Mbembe (2018) também destaca essa dialética: se a razão negra pode ser pensada como a reiteração real, simbólica e imaginária do negro nesse lugar da exclusão, da des-razão, da escravidão, da “exterioridade selvagem” (p. 61), o outro lado da razão negra é justamente o da escrita de uma experiência fragmentada, “escrita que se esforça, aliás, por fazer surgir uma comunidade que precisa ser forjada a partir de restos dispersos”, para que os negros tenham “a possibilidade de voltarem a ser agentes da história” (p. 63). Se essa costura pode ser feita, de forma política, no laço social, a partir dos movimentos coletivos, da arte, da literatura e da própria transmissão da língua, pensamos que a análise pode seguir a mesma orientação, já que, segundo Lacan, a histoerização na análise é o exercício de construir uma memória em torno dos pedaços de real. Lacan (1976/2003) funde as palavras histeria e história para falar do inconsciente como uma estrutura histórica que deve se destacar no final de análise. Desde 1953, Lacan já acentuava que as operações da psicanálise “são as da história, no que ela constitui a emergência da verdade no real” (Lacan, 1953/1998, p. 259). Mas a história de cada um não se constitui sem que o discurso reitere algumas versões dominantes da história social. Histoerizar essas versões é furá-las, subvertê-las, como um exercício político que pode reverberar no corpo e na vida de cada um.

Amarrações Clínicas

A viabilidade clínica de uma práxis psicanalítica, que leve em consideração os aspectos interseccionais acima enunciados, pode ser testemunhada nos dois fragmentos abaixo. No primeiro, retomamos uma intervenção psicanalítica, vinda da demanda de um quilombo urbano brasileiro. A queixa, advinda do pedido para a escuta de uma moradora usuária abusiva de álcool e outras drogas revelou-se um problema mais complexo e não-individualizado. A moradora tornou-se índice de um mal-estar que produzia em confluência um elemento singular e outro coletivo. Ao escutarmos a demanda da representante da matriarca - atualmente debilitada e sem condições de gerir o quilombo -, definimos um percurso de escuta individual das distintas moradoras e moradores, bem como de conversações psicanalíticas coletivas. O resultado foi um diagnóstico em que a violência racista de estado era o universal que, através de uma ação de despejo, tentou retirar de seus lotes as quatro famílias remanescentes do quilombo. Foi, então, como resposta coletiva, que os moradores se deram conta de sua herança e se nomearam quilombolas, nome particular de uma condição comum, reconhecida jurídica e simbolicamente como garantidora de direitos.
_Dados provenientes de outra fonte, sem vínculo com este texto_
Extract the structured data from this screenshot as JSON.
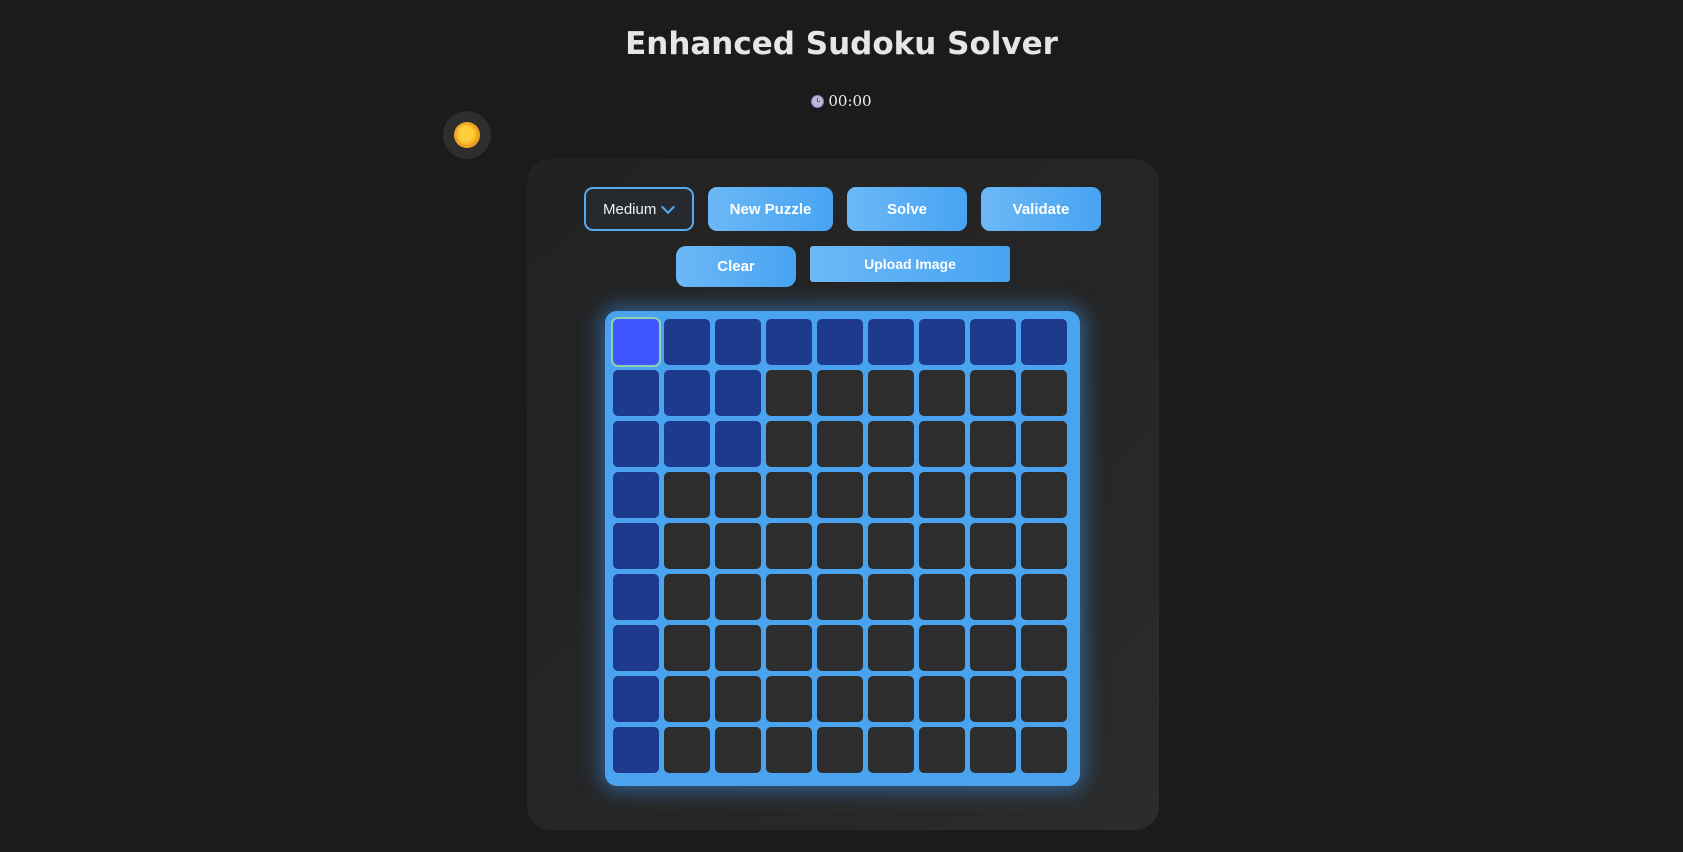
{
  "header": {
    "title": "Enhanced Sudoku Solver",
    "timer": "00:00",
    "timer_icon": "alarm-clock-icon"
  },
  "theme_toggle": {
    "icon": "sun-icon"
  },
  "controls": {
    "difficulty": {
      "selected": "Medium",
      "icon": "chevron-down-icon"
    },
    "new_puzzle_label": "New Puzzle",
    "solve_label": "Solve",
    "validate_label": "Validate",
    "clear_label": "Clear",
    "upload_label": "Upload Image"
  },
  "board": {
    "size": 9,
    "selected": [
      0,
      0
    ],
    "colors": {
      "border": "#4aa3ee",
      "empty": "#2d2d2d",
      "related": "#1d3a8c",
      "selected": "#3f57ff"
    },
    "cells": [
      [
        "",
        "",
        "",
        "",
        "",
        "",
        "",
        "",
        ""
      ],
      [
        "",
        "",
        "",
        "",
        "",
        "",
        "",
        "",
        ""
      ],
      [
        "",
        "",
        "",
        "",
        "",
        "",
        "",
        "",
        ""
      ],
      [
        "",
        "",
        "",
        "",
        "",
        "",
        "",
        "",
        ""
      ],
      [
        "",
        "",
        "",
        "",
        "",
        "",
        "",
        "",
        ""
      ],
      [
        "",
        "",
        "",
        "",
        "",
        "",
        "",
        "",
        ""
      ],
      [
        "",
        "",
        "",
        "",
        "",
        "",
        "",
        "",
        ""
      ],
      [
        "",
        "",
        "",
        "",
        "",
        "",
        "",
        "",
        ""
      ],
      [
        "",
        "",
        "",
        "",
        "",
        "",
        "",
        "",
        ""
      ]
    ]
  }
}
Essa leitura, feita nas conversações, permitiu que emergisse o lugar singular da queixa de cada moradora e de cada morador. Em especial, a moradora índice da demanda, deslocada do lugar do mal-estar coletivo, agora reconhecido como sendo a truculência do estado, permitiu que seu próprio mal-estar e sofrimento subjetivos pudessem ser endereçados a uma analista numa rede de cuidados. Esse deslocamento exigiu uma internação temporária, da qual, em seu retorno, ela foi recebida como quem carecia de apoio. Deste outro lugar simbólico, seus enunciados passaram a ter outro estatuto. Em uma das conversações mensais, ela pôde dar lugar a um mal-estar coletivo. A culpa pela morte da antiga matriarca recaía sobre sua mãe e ela, como sua descendente, tornou-se, por metonímia, ameaça para o adoecimento e risco de morte da atual matriarca, já adoentada. Aqui os afetos das relações familiares somaram-se aos demais, tendo sido trabalhado pelo quilombo o luto pela perda da antiga matriarca, que nunca fora substituída por suas irmãs ou filhas sucessoras.

Percebe-se, nessa intervenção psicanalítica, que o singular não segue sem o coletivo e que, por sua vez, ambos se encontram sob domínio da violência fundante do universal. Se essa violência se inscreve como sintoma, a reescrita da história, considerada em diversos níveis, pode também ser feita por uma operação de circulação da palavra.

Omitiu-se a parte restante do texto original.